= James Thompson Bain =

South African activist (1860–1919)

James Thomson "JT" Bain (6 March 1860 – 29 October 1919) was a socialist and syndicalist in colonial South Africa.

== Early life and career ==
Bain was born into poverty in Dundee, Scotland on 6 March 1860 to Andrew Bain and Eliza Thomson. At the age of 16, he enlisted in the British Army and in 1878 he was sent to Pretoria, the capital of the Transvaal, annexed by Britain the previous year. He fought for the British against the Zulus in Natal in 1879. From 1880 to 1882 he was stationed in India.

After leaving the Army he returned to Scotland where he trained as a fitter. As a skilled artisan, he became active in the labour movement and became familiar with the thought of Thomas Carlyle, a Scottish socialist. He became active in socialist circles, joined the Scottish Land & Labour League and met William Morris, a leading figure in European socialism, in Edinburgh.

== Settlement in South Africa ==
In 1890 he moved to South Africa, initially settling in Cape Town. He immediately became known as a zealous proponent of socialism. Bain moved north to Kimberley and soon after to the Transvaal (which had after the victory at Majuba in 1881 regained its independence from Britain as the Zuid Afrikaanse Republiek).

He settled in Johannesburg, which had become a major mining settlement after the discovery of gold in 1886, and became active in the Labour Union, launched in August 1892.

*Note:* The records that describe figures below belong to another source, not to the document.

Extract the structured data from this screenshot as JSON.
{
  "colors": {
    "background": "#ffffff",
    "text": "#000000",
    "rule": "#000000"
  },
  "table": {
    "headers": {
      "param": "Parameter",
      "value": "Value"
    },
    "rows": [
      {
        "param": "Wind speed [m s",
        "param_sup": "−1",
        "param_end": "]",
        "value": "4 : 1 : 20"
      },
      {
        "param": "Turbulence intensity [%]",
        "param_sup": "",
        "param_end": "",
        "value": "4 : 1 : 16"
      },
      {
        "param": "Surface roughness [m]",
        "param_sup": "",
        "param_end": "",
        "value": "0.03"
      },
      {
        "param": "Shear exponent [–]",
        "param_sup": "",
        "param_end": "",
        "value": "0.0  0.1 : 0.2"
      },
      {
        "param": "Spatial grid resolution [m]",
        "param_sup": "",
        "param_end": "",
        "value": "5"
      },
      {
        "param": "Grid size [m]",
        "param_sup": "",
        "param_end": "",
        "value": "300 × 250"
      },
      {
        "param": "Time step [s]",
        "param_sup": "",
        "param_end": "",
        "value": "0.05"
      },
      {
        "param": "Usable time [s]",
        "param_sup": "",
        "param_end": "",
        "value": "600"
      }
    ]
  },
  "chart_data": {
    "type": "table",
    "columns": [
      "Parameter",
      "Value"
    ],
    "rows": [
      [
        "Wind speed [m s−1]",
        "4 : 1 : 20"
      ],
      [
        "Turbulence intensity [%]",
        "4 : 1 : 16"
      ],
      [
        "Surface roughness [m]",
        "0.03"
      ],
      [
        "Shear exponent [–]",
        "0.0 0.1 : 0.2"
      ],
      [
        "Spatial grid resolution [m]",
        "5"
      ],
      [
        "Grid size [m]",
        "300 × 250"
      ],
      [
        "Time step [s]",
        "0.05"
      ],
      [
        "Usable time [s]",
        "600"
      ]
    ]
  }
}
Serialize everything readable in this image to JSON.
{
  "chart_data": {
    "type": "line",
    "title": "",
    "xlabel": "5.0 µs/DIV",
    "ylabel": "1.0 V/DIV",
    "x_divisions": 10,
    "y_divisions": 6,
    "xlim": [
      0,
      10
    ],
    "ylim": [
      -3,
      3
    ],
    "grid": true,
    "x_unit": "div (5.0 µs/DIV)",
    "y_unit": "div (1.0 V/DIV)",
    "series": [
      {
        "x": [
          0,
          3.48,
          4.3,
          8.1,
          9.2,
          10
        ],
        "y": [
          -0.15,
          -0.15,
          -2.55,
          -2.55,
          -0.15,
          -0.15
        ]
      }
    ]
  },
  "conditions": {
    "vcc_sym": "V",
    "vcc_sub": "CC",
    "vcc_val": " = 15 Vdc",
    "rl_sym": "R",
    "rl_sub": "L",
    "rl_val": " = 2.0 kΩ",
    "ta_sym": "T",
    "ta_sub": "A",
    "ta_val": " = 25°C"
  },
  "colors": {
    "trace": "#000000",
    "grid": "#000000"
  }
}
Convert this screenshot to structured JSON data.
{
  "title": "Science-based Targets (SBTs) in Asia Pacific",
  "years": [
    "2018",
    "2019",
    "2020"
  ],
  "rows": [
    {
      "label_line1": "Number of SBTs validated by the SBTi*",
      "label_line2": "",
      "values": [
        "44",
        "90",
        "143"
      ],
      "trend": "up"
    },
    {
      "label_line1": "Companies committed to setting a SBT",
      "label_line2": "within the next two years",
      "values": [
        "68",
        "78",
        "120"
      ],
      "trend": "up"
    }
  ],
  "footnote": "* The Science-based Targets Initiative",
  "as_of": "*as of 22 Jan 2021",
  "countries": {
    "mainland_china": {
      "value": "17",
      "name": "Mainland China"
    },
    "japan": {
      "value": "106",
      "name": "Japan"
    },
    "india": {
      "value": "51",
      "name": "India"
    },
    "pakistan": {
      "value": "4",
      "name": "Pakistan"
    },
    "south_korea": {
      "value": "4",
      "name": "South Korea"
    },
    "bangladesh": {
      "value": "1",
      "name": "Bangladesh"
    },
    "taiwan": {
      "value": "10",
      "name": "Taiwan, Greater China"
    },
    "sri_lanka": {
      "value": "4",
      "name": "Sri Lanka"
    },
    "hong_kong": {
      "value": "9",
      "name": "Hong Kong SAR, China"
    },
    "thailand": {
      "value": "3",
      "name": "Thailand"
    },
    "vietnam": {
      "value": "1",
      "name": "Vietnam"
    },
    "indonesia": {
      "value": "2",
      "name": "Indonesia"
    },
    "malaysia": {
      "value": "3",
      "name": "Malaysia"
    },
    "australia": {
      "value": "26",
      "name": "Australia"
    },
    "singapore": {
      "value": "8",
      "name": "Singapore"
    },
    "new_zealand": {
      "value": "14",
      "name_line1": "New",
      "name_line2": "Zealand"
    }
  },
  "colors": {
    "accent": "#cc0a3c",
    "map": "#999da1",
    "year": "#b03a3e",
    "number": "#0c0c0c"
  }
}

During the 1890s Bain was politically active in a range of ways, including spying for the Kruger government in the Transvaal and Natal. He became editor of the Johannesburg Witness in 1899 and became a leading figure in Johannesburg Trades Council (founded October 1893). With Tom Mathews (Cornish-born ex-US mining union activist in Butte, Montana) and Johannesburg Trades Council's secretary Robert Noonan (aka Robert Tressell, author in 1914 of The Ragged Trousered Philanthropists) he founded the International Independent Labour Party.

When the Second Boer War broke out between the ZAR and Britain in October 1899, Bain joined the Transvaal forces and fought for his adopted country. On 31 July 1900, the day Johannesburg fell to the British, he was captured there and faced the prospect of a charge of treason, but was eventually treated as a POW on the basis of his naturalisation to the Transvaal. He was held in Ceylon, and after his release in 1903 returned to Johannesburg.

From then to 1905 Bain maintained a low profile in the labour movement. But in 1906 the Transvaal Independent Labour Party was formed and, after its merger with another grouping, Bain was elected president. Bain went to work on a mine outside Pretoria in 1908 and remained active in politics and trade unions.

== Industrial action ==
In 1913 he became a full-time organiser with the Trade Union Federation and almost immediately was plunged into the greatest industrial conflict ever experienced in Southern Africa. From May to July 1913 as secretary of the Strike Committee he was the leader of the strike that started at the Kleinfontein Mine east of Johannesburg and soon escalated to a Transvaal-wide industrial revolt (of white workers). In June Bain led efforts to initiate sympathy strikes at various neighbouring mines and on the 20th was arrested on a charge of 'incitement to strike'. He was released on bail and on 29 June a general strike was called.

On 4 July 1914, in a meeting between the strike leaders, Prime Minister Louis Botha and then-minister Jan Smuts, agreement was reached on the basis of full reinstatement of all miners who had been dismissed and an undertaking by the government to consider all the grievances of the trade unions. Botha and Smuts managed to persuade the mine owners, and the settlement was concluded.

However, Smuts was to have his revenge for the 'defeat' of 1913. A railway strike declared (without Bain's approval) in January 1914 led Smuts to mobilise his newly organised citizens' forces and seize key railway institutions. A general strike was proposed, but on 10 January a warrant for Bain's arrest was issued. Bain and fellow labour leaders barricaded themselves into their headquarters and on 13 January the Federation announced that affiliated unions had balloted in favour of the strike. However, on 15 January the Trades Union building was surrounded by police and soldiers, including artillery, and Bain and his colleagues had no option but to surrender. In February he was deported to Britain.

== Later life ==
By November 1914 he and other deportees were back on the Rand, but – partly as a result of World War I – never regained the initiative. In October 1919 he was admitted to Johannesburg General Hospital. After writing a letter to a newspaper from his death bed, urging readers to vote for Labour and Socialist candidates in the forthcoming local election, he died on 29 October.